Improved Oxygenation: By using the diaphragm fully, you increase the amount of oxygen entering your bloodstream, which is vital for all bodily functions.
Enhanced Core Stability: The diaphragm works in tandem with the pelvic floor, deep abdominals, and lower back muscles to stabilize the core. Diaphragmatic breathing can strengthen this support system, reducing the risk of injury and improving posture.
Support for Pelvic Floor Health: Diaphragmatic breathing can aid in pelvic floor relaxation and coordination, which is particularly beneficial for individuals dealing with pelvic pain or dysfunction.

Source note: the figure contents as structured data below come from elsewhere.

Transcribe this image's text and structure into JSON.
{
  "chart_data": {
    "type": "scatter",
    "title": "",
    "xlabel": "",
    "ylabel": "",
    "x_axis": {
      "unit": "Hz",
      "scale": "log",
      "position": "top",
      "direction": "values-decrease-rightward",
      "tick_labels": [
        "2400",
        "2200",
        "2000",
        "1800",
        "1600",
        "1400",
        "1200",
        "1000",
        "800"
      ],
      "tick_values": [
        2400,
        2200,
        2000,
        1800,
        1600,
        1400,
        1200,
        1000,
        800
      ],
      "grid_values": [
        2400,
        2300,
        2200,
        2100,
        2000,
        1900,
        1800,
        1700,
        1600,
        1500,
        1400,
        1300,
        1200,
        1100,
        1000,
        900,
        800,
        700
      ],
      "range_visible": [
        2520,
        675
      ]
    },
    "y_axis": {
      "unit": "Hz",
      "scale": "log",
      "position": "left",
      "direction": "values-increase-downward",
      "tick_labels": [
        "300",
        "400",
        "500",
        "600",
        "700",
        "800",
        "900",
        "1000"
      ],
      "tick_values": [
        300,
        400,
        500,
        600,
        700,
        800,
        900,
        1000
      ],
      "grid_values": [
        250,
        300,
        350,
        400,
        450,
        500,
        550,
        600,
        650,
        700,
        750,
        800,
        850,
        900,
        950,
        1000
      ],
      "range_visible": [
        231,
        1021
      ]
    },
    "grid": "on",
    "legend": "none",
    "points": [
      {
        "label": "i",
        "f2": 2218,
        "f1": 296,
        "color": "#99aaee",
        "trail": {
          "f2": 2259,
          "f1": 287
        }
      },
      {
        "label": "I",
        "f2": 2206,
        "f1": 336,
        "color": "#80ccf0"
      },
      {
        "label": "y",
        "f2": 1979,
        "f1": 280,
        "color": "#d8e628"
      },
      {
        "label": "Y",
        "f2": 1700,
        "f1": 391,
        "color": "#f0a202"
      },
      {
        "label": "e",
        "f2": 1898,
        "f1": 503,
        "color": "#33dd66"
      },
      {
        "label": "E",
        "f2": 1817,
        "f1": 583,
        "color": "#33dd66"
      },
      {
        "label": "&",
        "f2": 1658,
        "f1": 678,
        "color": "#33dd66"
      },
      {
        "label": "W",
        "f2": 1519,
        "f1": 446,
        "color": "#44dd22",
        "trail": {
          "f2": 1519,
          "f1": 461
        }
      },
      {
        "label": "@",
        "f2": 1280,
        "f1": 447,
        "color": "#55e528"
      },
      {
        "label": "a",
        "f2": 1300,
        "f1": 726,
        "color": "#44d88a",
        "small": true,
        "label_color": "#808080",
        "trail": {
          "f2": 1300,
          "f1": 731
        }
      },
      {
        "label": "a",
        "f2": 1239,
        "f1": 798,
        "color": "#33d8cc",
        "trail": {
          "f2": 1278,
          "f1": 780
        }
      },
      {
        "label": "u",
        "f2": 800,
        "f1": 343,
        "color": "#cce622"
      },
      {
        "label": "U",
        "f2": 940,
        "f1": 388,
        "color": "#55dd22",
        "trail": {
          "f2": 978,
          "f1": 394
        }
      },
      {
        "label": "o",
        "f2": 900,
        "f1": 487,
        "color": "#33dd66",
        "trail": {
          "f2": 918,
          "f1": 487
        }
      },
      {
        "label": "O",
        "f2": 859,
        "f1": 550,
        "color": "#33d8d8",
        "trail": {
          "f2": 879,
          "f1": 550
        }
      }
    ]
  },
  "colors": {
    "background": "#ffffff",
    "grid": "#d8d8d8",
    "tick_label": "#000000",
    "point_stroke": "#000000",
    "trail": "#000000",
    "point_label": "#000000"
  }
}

Enhanced Athletic Performance: Athletes can benefit from diaphragmatic breathing by improving their lung capacity, endurance, and ability to stay calm under pressure.

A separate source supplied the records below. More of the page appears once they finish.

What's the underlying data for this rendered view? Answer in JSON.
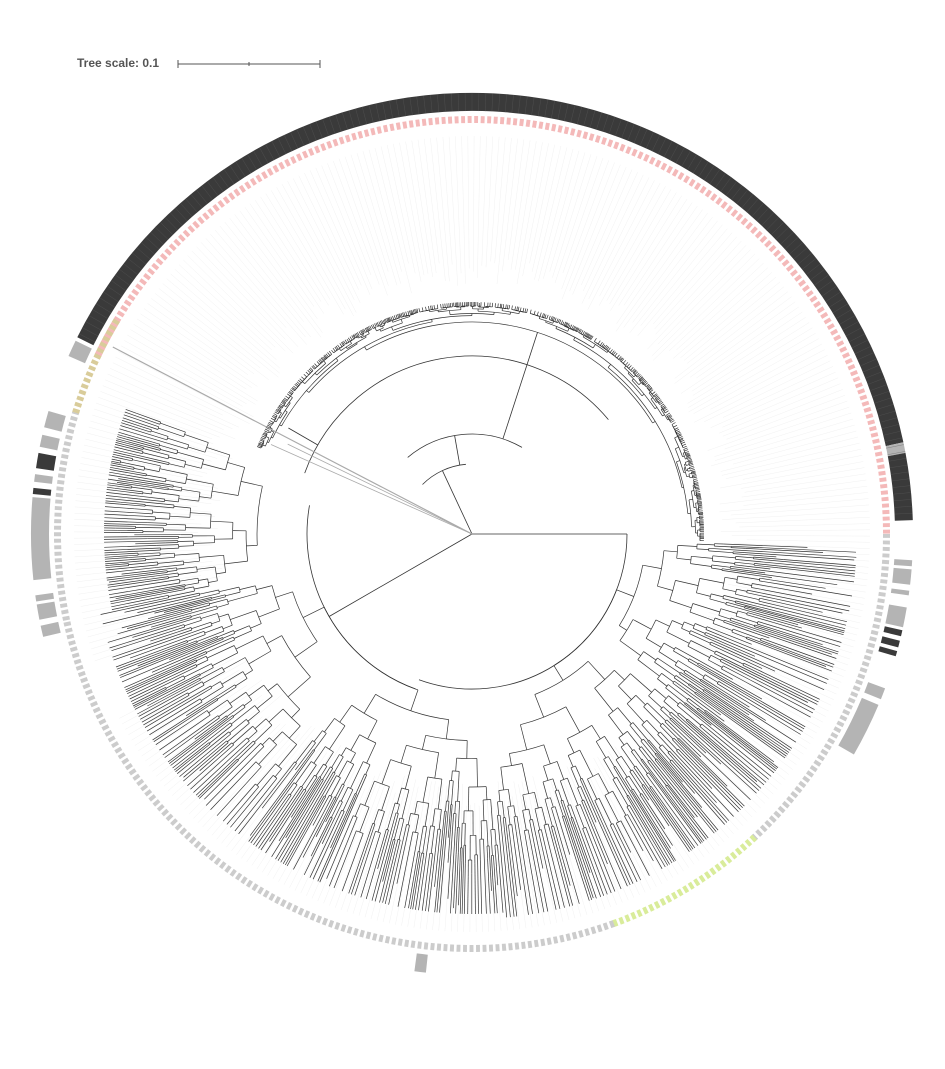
{
  "tree_scale": {
    "label": "Tree scale: 0.1",
    "value": 0.1
  },
  "colors": {
    "branch": "#333333",
    "outlier_branch": "#aaaaaa",
    "label_leader": "#eeeeee",
    "ring_dark": "#3a3a3a",
    "ring_grey": "#b4b4b4",
    "ring_pink": "#f4b9b9",
    "ring_tan": "#d9cc9a",
    "ring_lime": "#d9ec9a",
    "ring_light": "#cccccc"
  }
}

How to Practice Diaphragmatic Breathing
Getting started with diaphragmatic breathing is simple, and you can practice it in almost any position and during most activities when you are breathing calmly. But the best way to start is lying on your back, with your knees bent:
Find a Comfortable Position: Start by lying on your back with your knees bent and feet flat on the floor. Place one hand on your chest, and your other hand at the top of your abdomen, by the bottom of your rib cage. (Tip: let the fingers of the abdominal hand open a bit so that you can feel your bottom ribs and your abdomen at the same time)
Start with Normal Breathing: Take a few normal breaths in and out — don’t think about it too much at first. Just relax and breathe.
Inhale Slowly & Deeply: Breathe in slowly through your nose, allowing your abdomen to rise as your diaphragm contracts. Allow the air to slowly fill your ribcage, belly and travel all the way into your pelvic floor. See if you can gently allow the pelvic floor muscles to expand downward and outward.
Exhale Slowly: Breathe out through your mouth, as if you’re blowing out birthday candles. Feel your abdomen fall as your diaphragm relaxes.
Repeat: Continue this breathing pattern for 5-10 minutes, focusing on the rise and fall of your abdomen. With practice, you can increase the duration and incorporate diaphragmatic breathing into your daily routine.
Incorporating Diaphragmatic Breathing into Your Life
To make diaphragmatic breathing a habit, try integrating it into different parts of your day. Start your morning with a few minutes of deep breathing, or use it as a way to unwind before bed. You can also practice during stressful moments to help calm your nerves or during physical activity to maintain stability and focus.
Diaphragmatic breathing is a simple yet powerful tool that can have a profound impact on your health and well-being. Whether you’re looking to reduce stress, improve core stability, or support pelvic floor function, mastering this technique can offer numerous benefits. Take a few minutes each day to practice, and you'll soon notice a difference in how you feel both physically and mentally.
By understanding and harnessing the power of your breath, you can take an active role in your health—one deep, intentional breath at a time. If you’re having trouble with this breathing exercise at any point, check back in with your physical therapist. We are here to help!